One of the most interesting weeks that I have ever spent was with Doyle on Dartmoor. He made the journey in my company shortly after I told him, and he had accepted from me, a plot which eventuated in the ‘Hound of the Baskervilles’. Dartmoor, the great wilderness of bog and rock that cuts Devonshire at this point, appealed to his imagination. He listened eagerly to my stories of ghost hounds, of the headless riders and of the devils that lurk in the hollows–legends upon which I have been reared, for my home lay on the boarders of the moor. How well he turned to account his impressions will be remembered by all readers of ‘The Hound’.
Two incidents come especially to my recollection. In the centre of the moor lies the famous convict prison of Princetown. In the great granite buildings, swept by the rains and clouded in the mists, are lodged over a thousand criminals, convicted on the more serious offences. A tiny village clusters at the foot of the slope on which they stand, and a comfortable old-fashioned inn affords accommodation to travellers.
The morning after our arrival Doyle and I were sitting in the smoking-room when a cherry-cheeked maid opened the door and announced ‘Visitors to see you, gentlemen’. In marched four men, who solemnly sat down and began to talk about the weather, the fishing in the moor streams and other general subjects. Who they might be I had not the slightest idea. As they left I followed them into the hall of the inn. On the table were their four cards. The governor of the prison, the deputy governor, the chaplain and the doctor had come, as a pencil note explained, ‘to call on Mr. Sherlock Holmes.’
One morning I took Doyle to see the mighty bog, a thousand acres of quaking slime, at any part of which a horse and rider might disappear, which figured so prominently in The Hound. He was amused at the story I told him of the moor man who on one occasion saw a hat near the edge of the morass and poked at it with a long pole he carried. ‘You leave my hat alone!’ came a voice from beneath it. ‘Whoi’! Be there a man under ‘at?’ cried the startled rustic. ‘Yes, you fool, and a horse under the man.’
From the bog we tramped eastward to the stone fort of Grimspound, which the savages of the Stone Age in Britain, the aborigines who were earlier settlers than Saxons or Danes or Norsemen, raised with enormous labour to act as a haven of refuge from marauding tribes to the South. The good preservation in which the Grimspound fort still remains is marvellous. The twenty-feet slabs of granite – how they were ever hauled to their places is a mystery to historian and engineer – still encircle the stone huts where the tribe lived. Into one of these Doyle and I walked, and sitting down on the stone which probably served the three thousand year-old chief as a bed we talked of the races of the past. It was one of the loneliest spots in Great Britain. No road came within a long distance of the place. Strange legends of lights and figures are told concerning it. Add thereto that it was a gloomy day overcast with heavy cloud.
Suddenly we heard a boot strike against a stone without and rose together.
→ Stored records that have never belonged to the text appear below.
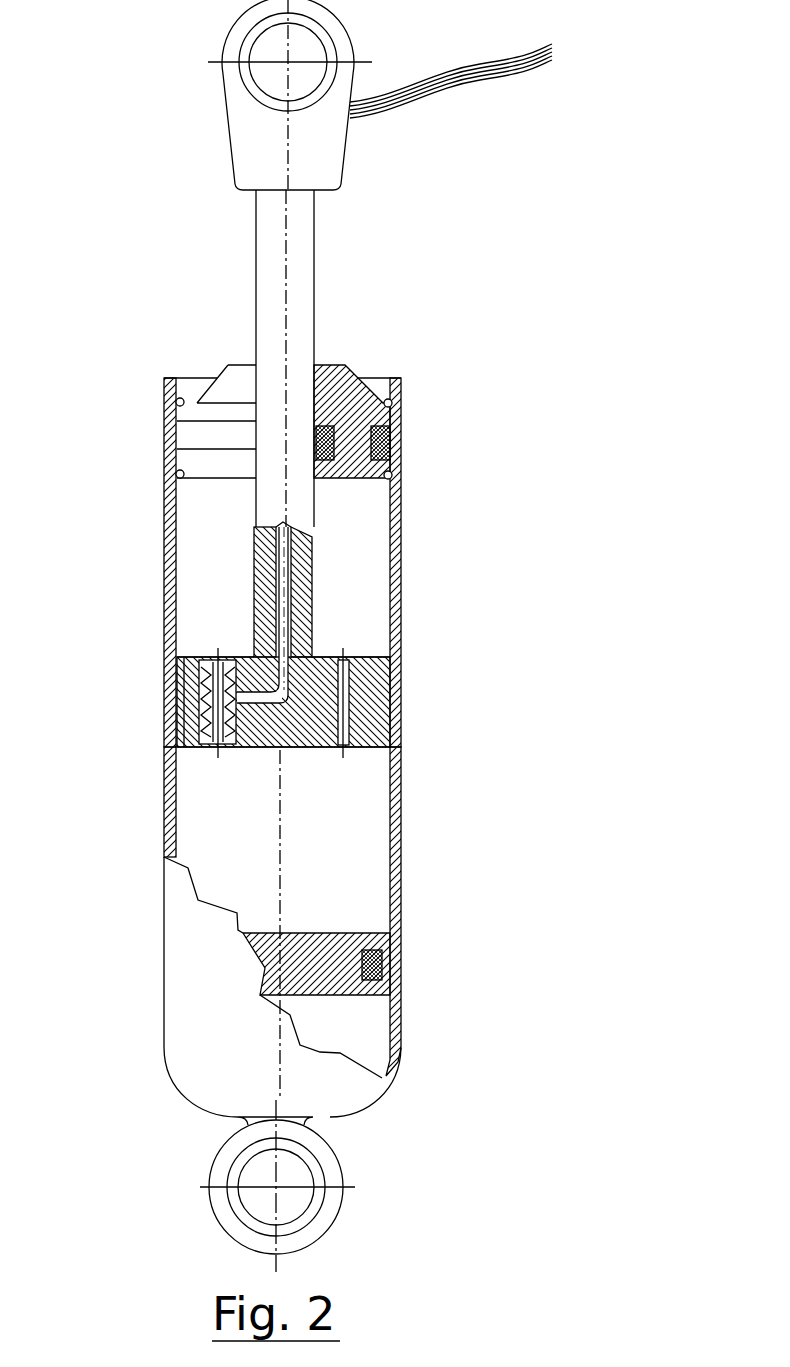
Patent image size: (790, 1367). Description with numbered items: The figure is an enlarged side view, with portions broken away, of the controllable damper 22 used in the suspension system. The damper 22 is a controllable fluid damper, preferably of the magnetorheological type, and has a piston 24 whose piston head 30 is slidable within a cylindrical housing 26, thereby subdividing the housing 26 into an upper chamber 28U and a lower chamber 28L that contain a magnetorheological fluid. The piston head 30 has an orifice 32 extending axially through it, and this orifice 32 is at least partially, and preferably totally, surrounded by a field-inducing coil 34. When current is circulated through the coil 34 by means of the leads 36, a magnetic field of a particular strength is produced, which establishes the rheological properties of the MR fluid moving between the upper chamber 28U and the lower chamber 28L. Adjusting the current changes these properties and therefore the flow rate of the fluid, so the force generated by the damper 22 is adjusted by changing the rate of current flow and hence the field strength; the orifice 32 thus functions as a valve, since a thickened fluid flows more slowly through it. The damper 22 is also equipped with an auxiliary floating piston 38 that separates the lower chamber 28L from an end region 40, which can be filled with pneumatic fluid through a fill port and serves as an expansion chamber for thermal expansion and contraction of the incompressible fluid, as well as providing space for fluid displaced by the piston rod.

The controllable damper 22 is at (398, 543).
The piston 24 is at (250, 567).
The cylindrical housing 26 is at (397, 792).
The upper chamber 28U is at (378, 590).
The lower chamber 28L is at (357, 875).
The piston head 30 is at (362, 652).
The orifice 32 is at (213, 752).
The field-inducing coil 34 is at (203, 658).
The leads 36 is at (548, 43).
The auxiliary floating piston 38 is at (360, 930).
The end region 40 is at (365, 1038).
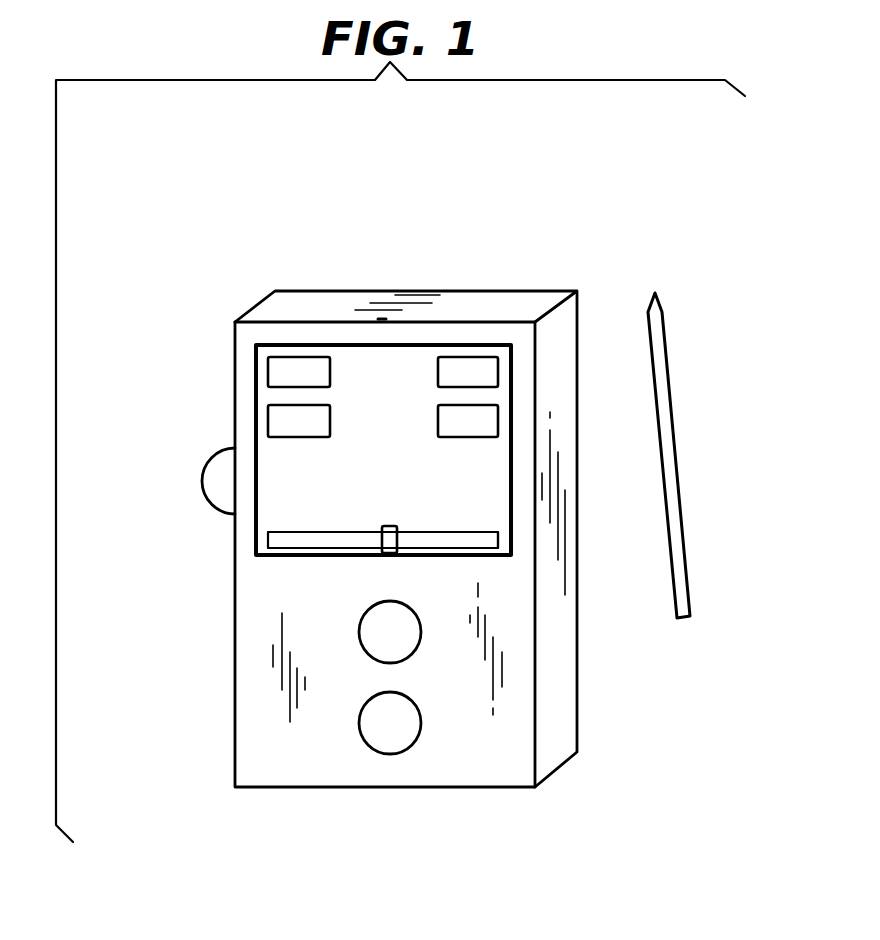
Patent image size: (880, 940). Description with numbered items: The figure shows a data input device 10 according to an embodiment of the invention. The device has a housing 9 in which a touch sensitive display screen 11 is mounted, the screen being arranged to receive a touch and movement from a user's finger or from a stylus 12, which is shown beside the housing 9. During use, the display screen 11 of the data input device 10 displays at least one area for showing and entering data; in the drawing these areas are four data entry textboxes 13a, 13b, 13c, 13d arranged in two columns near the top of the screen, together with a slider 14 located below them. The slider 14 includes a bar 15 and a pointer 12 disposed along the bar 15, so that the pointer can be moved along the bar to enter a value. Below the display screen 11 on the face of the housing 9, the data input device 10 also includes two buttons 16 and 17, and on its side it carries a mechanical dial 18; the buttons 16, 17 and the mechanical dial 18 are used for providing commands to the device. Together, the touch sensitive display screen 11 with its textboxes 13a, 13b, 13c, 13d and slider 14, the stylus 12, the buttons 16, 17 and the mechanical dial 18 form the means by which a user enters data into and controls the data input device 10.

The housing 9 is at (437, 287).
The data input device 10 is at (172, 288).
The touch sensitive display screen 11 is at (492, 342).
The stylus 12 is at (668, 372).
The data entry textbox 13a is at (268, 368).
The data entry textbox 13b is at (462, 357).
The data entry textbox 13c is at (268, 415).
The data entry textbox 13d is at (500, 420).
The slider 14 is at (250, 545).
The bar 15 is at (500, 540).
The button 16 is at (362, 620).
The button 17 is at (418, 736).
The mechanical dial 18 is at (203, 493).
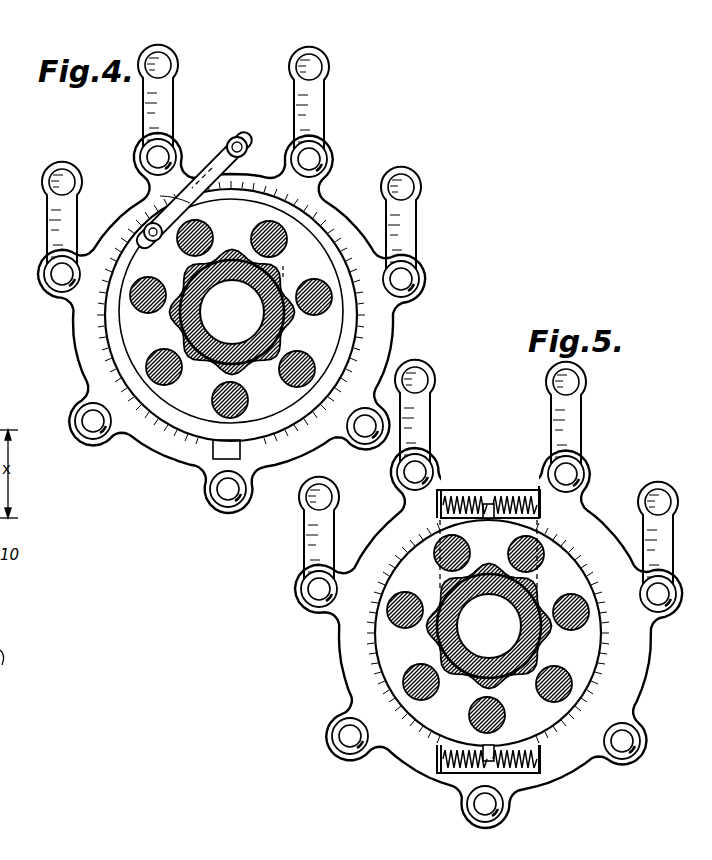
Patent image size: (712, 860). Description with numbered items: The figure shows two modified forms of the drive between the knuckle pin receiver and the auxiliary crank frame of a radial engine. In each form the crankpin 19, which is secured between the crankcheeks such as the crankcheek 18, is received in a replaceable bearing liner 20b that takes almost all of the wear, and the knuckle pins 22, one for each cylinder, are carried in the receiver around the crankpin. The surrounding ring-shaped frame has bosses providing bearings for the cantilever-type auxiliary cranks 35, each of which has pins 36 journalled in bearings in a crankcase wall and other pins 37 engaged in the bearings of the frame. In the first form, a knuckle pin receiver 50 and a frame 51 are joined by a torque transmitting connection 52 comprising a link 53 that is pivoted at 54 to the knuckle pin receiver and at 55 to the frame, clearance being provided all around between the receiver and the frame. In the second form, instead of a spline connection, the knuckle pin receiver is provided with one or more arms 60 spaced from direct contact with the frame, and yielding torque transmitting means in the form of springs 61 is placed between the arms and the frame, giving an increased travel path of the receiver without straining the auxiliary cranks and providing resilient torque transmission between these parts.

In FIG. 4, the crankcheek 18 is at (283, 269).
In FIG. 4, the crankpin 19 is at (225, 279).
In FIG. 5, the crankpin 19 is at (489, 594).
In FIG. 4, the bearing liner 20b is at (229, 355).
In FIG. 5, the bearing liner 20b is at (486, 681).
In FIG. 4, the knuckle pin 22 is at (152, 307).
In FIG. 5, the knuckle pin 22 is at (405, 605).
In FIG. 4, the auxiliary crank 35 is at (326, 117).
In FIG. 5, the auxiliary crank 35 is at (582, 436).
In FIG. 4, the pin 36 is at (325, 70).
In FIG. 5, the pin 36 is at (580, 387).
In FIG. 4, the pin 37 is at (318, 160).
In FIG. 5, the pin 37 is at (580, 478).
In FIG. 4, the knuckle pin receiver 50 is at (344, 302).
In FIG. 4, the frame 51 is at (338, 208).
In FIG. 4, the torque transmitting connection 52 is at (207, 164).
In FIG. 4, the link 53 is at (185, 200).
In FIG. 4, the pivot 54 is at (156, 240).
In FIG. 4, the pivot 55 is at (241, 144).
In FIG. 5, the arm 60 is at (489, 514).
In FIG. 5, the spring 61 is at (525, 492).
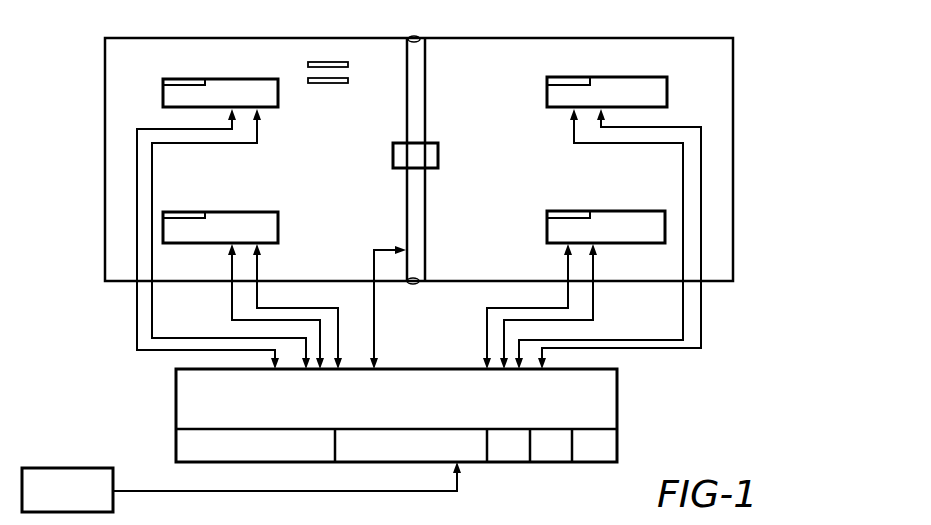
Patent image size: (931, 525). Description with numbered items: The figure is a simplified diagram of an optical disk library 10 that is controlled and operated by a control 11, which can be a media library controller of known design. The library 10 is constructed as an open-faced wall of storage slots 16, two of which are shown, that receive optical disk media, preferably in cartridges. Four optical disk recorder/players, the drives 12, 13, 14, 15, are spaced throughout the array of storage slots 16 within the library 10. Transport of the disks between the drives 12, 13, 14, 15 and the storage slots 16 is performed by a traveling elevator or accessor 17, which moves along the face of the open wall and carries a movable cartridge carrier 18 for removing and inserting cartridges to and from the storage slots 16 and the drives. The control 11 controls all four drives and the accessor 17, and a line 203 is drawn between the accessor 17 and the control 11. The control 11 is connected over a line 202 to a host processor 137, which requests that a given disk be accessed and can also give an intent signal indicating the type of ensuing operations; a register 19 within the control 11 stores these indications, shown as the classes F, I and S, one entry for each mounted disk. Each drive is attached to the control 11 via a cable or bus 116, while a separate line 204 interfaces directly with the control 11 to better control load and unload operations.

It was only a lonely tourist on a walking excursion, but at sight of our heads suddenly emerging from the hut he let out a yell and bolted. Our subsequent disappearance was due to the fact that we both sat down and rocked with laughter, and as he did not return I have small doubt Mr. Doyle and I added yet another proof of the supernatural to tellers of ghost stories concerning Dartmoor.
Bertram Fletcher Robinson (1905). In The Sunday Magazine of The New York Tribune, November 1905. Quoted by Paul Spiring. archive.org.